Saturday, December 22, 2012

Ready for Christmas ...

The great American consumption binge that is Christmas in is full flower on Mission Street in San Francisco. This segment of the street is the city's equivalent of Delancey Street in New York, a jumble of discount bazaars offering cheap Chinese imprts.

gendered toys.JPG
I thought of this display when I read this:

IMAGINE walking into the toy department and noticing several distinct aisles. In one, you find toys packaged in dark brown and black, which include the “Inner-City Street Corner” building set and a “Little Rapper” dress-up kit. In the next aisle, the toys are all in shades of brown and include farm-worker-themed play sets and a “Hotel Housekeeper” dress.

If toys were marketed solely according to racial and ethnic stereotypes, customers would be outraged, and rightfully so. Yet every day, people encounter toy departments that are rigidly segregated — not by race, but by gender. There are pink aisles, where toys revolve around beauty and domesticity, and blue aisles filled with toys related to building, action and aggression. ...

Elizabeth Sweet, NY Times.

The whole is worth reading.
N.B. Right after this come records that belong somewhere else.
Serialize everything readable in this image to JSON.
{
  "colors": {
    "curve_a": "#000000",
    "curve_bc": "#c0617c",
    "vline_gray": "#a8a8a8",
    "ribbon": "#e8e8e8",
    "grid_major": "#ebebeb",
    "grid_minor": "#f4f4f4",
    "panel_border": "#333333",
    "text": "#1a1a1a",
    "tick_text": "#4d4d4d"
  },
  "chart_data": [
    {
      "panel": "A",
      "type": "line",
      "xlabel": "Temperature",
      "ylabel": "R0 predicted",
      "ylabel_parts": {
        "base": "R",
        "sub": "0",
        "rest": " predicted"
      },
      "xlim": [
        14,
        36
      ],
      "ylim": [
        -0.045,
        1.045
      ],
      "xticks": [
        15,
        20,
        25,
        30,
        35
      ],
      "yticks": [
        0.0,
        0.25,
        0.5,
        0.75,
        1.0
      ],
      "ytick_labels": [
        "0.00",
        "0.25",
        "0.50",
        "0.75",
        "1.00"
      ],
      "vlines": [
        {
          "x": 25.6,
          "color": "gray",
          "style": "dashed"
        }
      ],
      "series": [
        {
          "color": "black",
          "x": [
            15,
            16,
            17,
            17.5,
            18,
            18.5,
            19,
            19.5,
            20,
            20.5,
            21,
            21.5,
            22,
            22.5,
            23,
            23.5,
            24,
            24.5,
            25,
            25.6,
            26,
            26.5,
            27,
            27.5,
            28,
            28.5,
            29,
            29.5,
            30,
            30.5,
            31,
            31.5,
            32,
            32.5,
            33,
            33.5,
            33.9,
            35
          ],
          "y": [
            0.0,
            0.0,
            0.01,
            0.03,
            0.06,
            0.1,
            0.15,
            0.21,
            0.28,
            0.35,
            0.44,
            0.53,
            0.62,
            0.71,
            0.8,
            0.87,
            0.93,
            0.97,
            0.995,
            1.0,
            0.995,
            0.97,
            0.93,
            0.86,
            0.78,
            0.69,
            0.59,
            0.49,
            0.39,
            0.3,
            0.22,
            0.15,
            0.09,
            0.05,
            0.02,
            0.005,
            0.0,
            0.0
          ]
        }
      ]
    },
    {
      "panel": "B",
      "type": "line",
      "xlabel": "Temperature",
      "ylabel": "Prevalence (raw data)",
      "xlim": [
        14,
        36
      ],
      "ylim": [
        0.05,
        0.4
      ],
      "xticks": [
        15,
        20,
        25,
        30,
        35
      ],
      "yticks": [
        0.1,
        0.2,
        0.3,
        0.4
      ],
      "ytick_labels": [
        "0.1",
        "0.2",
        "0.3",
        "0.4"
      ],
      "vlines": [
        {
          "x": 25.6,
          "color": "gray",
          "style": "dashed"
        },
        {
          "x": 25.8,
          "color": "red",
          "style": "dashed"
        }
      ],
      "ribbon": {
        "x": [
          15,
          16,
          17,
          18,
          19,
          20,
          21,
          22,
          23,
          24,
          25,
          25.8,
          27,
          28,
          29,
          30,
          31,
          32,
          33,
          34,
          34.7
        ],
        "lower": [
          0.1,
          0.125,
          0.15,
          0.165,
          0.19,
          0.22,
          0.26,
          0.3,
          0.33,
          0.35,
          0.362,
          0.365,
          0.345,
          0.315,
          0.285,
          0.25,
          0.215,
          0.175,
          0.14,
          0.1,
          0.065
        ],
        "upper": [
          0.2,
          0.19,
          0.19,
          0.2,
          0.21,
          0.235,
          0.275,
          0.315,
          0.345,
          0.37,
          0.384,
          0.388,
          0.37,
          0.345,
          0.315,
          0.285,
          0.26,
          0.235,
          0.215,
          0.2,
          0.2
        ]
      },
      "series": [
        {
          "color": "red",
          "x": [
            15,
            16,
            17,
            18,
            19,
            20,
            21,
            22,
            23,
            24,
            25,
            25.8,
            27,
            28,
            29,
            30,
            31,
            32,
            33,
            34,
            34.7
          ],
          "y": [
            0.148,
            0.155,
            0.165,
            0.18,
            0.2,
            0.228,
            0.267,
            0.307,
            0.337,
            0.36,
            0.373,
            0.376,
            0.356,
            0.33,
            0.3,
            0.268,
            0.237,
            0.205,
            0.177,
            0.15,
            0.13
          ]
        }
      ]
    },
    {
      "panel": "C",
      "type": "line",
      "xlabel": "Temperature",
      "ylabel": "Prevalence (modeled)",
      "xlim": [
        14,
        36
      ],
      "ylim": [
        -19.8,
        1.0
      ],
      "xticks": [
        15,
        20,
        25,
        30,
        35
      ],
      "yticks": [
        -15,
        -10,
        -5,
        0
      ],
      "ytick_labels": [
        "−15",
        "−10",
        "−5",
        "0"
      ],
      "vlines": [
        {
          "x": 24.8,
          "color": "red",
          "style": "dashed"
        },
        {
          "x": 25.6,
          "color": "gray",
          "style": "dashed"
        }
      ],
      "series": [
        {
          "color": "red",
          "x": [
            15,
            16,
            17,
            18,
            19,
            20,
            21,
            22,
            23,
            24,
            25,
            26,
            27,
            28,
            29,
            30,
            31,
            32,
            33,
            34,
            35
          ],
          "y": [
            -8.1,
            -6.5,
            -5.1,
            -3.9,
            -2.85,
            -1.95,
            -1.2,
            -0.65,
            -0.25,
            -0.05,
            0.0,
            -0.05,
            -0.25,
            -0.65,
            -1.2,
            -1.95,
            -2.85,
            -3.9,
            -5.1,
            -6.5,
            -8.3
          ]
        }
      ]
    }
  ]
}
Apparently gender-based toy marketing has made a big comeback.

This trend makes me ache for the child who doesn't fit the gender stereotypes. By enforcing this division, we say to many children that they are no good at being part of their own society.
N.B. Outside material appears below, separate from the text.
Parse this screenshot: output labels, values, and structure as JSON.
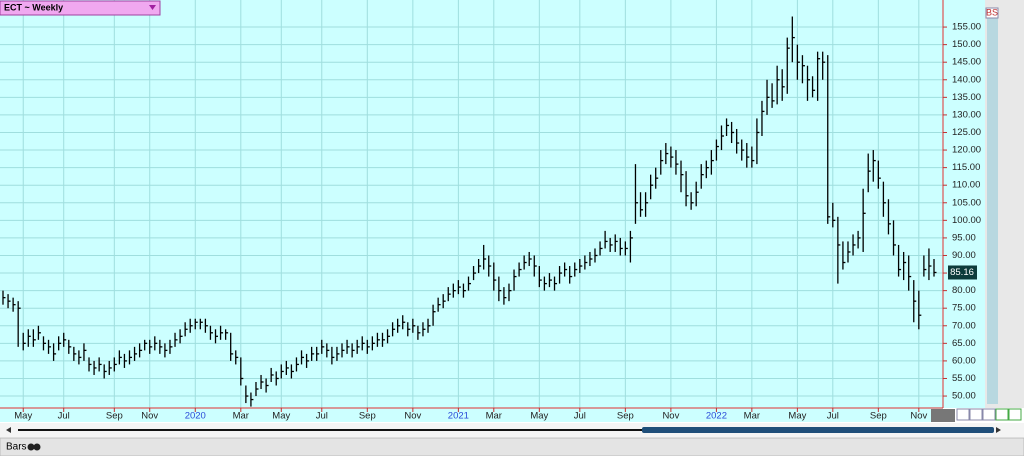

I know. I was a cap-gun waving, sword-fighting, riotous bundle of little girl energy as a child in the 1950s. Curiously it may have been easier to violate gender norms then: those of us who were misfits were just "experimenting"; the adults trusted we'd grow out of it. Nowadays, girls actually can grow up to attend West Point and end up in combat. The society approves. But we still demand they conform to gender stereotypes and even reinforce those with "science."

Is it possible that some contemporary children comfortably outfox the social rules, learn early to play gender as a game of possibilities rather than restrictions, sail through childhood's obstacle course, and emerge comfortably themselves. I've seen a few of these who seem to have little trouble navigating the gender minefield. But I weep at this season for the ones whose way of appearing in the world seems to violate their inner being. This is a tough way to come up.